Daily Development for
Friday, February 5, 1999
by: Patrick A. Randolph, Jr.
Professor of Law
UMKC School of Law
Of Counsel: Blackwell Sanders Peper Martin
Kansas City, Missouri
VENDOR/PURCHASER; MISREPRESENTATION; EASEMENTS: Where property is sold "subject to easements of record," and there is a recorded oil pipeline easement, seller is not liable for failing to disclose that in the past the oil company benefitted by the easement had required seller to remove structures placed on the easement so that oil company could maintain pipes, and that subsequently seller had replaced the structures on concrete foundations.
Stevenson v. Baum, 75 Cal. Rptr. 2d 904 (Cal. App. 1998).
The subject property was a mobile home park. The sale contract stated that the property was sold "subject to easements of record," and indeed buyers received a title report, which they did not review until the closing, that indicated a easement "for ingress and egress" held by an oil company. The actual recorded easement made clear that the easement was for pipeline purposes and the established law is that such easements include the right to clear access to such pipelines for maintenance purposes.
In the contract, seller represented to buyer that the park had "44 approved mobile home spaces." In fact, however, nine years before the sale, the oil company had required the seller to remove mobile homes placed over the easement area so that it could perform work on the pipeline. Thereafter, the seller not only moved the homes back over the pipeline but constructed concrete foundations for them. Seller did not disclose any of these facts to buyer.
Thirteen years after the sale, the oil company demanded of buyers that they remove the encroachments over its pipeline. (The court does not indicate whether the oil company now was requiring permanent removal, or only temporary removal but presumably the removal would involve destruction of the concrete foundations.) The buyer sued the seller for damages based upon misrepresentation and fraud at the time of sale.
The trial court granted summary judgment for seller.
On appeal: held: Affirmed. The seller had not committed affirmative fraud, and the information withheld was available to the buyers through inspection of public records.

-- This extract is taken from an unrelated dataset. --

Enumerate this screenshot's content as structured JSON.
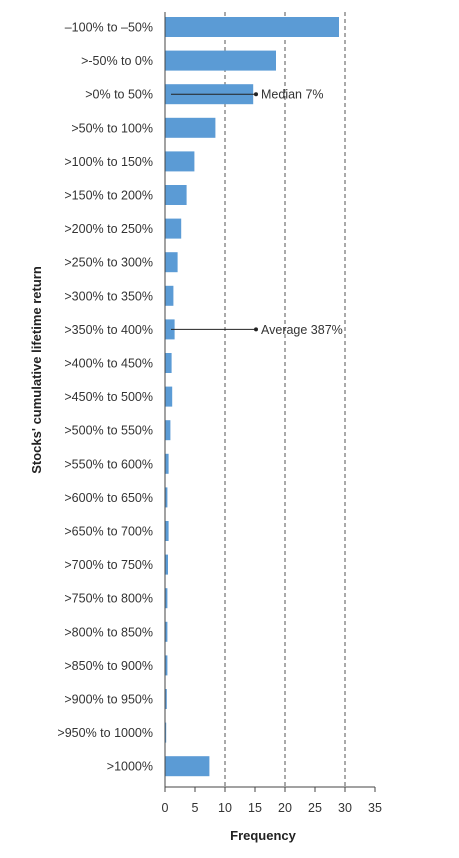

The court ruled that the statement that there were "44 approved spaces" referred to public zoning approvals, and was a correct statement. Although the information concerning the oil company's right to demand removal of the mobile homes certainly would have been useful information to buyers, the court ruled that such information was available to them, at least inferentially, had they read the easements of record.
The court acknowledged that constructive knowledge of record information is no defense to a claim of affirmative fraud in California, but noted that there were no affirmative misrepresentations here.
Comment 1: Note that the California statutory disclosure requirements do not apply to commercial property, such as that involved here.
Comment 2: Is it appropriate for the seller to hide behind the position that the representation that the park contained "44 approved spaces" related only to the public approvals? Very close call, in the editor's view. Ultimately, however, the editor agrees with the court, because to hold otherwise would have made this representation into a warranty that there were 44 spaces that were completely usable. It should be up to the buyer to make sufficient investigations to conclude that the property it purchases conforms to its needs.
Comment 3: The title report had only indicated that there was an easement for "ingress and egress," and the buyers claimed that they believed that this meant only that the oil company could drive across their property. Does a title company have a duty of care to make clear the exact terms of encumbrances it discloses? In the editor's view, the title company should have such duty unless it informs the recipient of the report that it can obtain actual copies of the encumbrance documents and that the company is not liable for discrepancies between its description of them and their actual contents.
Comment 4: In any event, this is one more reaffirmation of a lesson that the editor drills into his students obtain and read the exception documents. The corollary lesson is that both sides should recognize that the production and review of such documents may take some time, and the various time allowances in the title review section of a sale contract should reflect this reality.
The editor takes care in his contracts to make sure that the time to review and respond to title matters does not begin to run until all exception documents have been delivered. As a practical matter, if seller and title company are careless in providing such documents, such a provision often extends the time to raise objections to title until shortly before the closing long ater the seller would have thought that the time had run.